The Wyoming Oil and Gas Conservation Commission has seven days to adopt and begin implementing the new disclosure policies.
Background
In 2010, Wyoming became the first state to require oil and gas companies to disclose the identities of chemicals used for fracking. But in subsequent decisions, the Oil & Gas Commission granted numerous exemptions from the disclosure requirement based on weakly documented industry claims that the chemicals are “trade secrets,” which are protected from public disclosure under Wyoming law.
Because many fracking chemicals are linked to serious short-term and chronic health conditions—including respiratory distress, rashes, convulsions, organ damage, and cancer—and have the potential to contaminate soil and drinking water, in 2012 public-interest groups represented by the non-profit environmental law firm Earthjustice sued the Oil and Gas Commission to demand broader disclosure of fracking chemical identities as required by Wyoming law.

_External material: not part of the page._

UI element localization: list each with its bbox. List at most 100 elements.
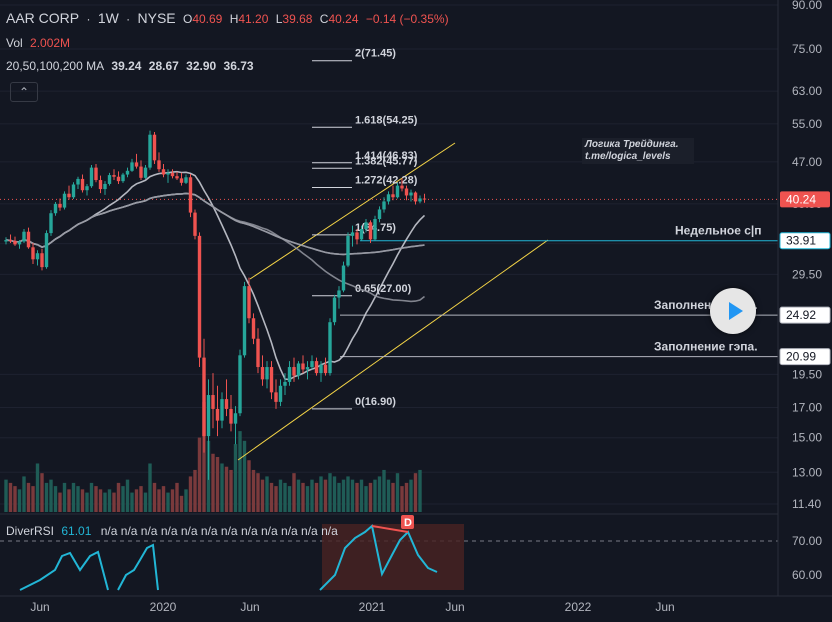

In response to their lawsuit, in March of 2014 the Wyoming Supreme Court ruled that the exemption from public disclosure for trade secrets is narrow, the public’s right to know is paramount, and the Oil & Gas Commission bears the burden of proving that secrecy is justified.
Today’s settlement agreement resolves the groups’ lawsuit and implements the Wyoming Supreme Court’s ruling by requiring the Oil & Gas Commission to adopt a new framework for evaluating trade secret claims. The new policies require oil and gas companies to provide detailed information demonstrating why specific chemical identities qualify for the narrow trade secrets exemption under Wyoming law. These policies will ensure that the Oil and Gas Commission receives the information necessary to identify legitimate confidentiality claims and prevent companies from evading disclosure requirements based on weak, boilerplate assertions that the chemicals they use are trade secrets.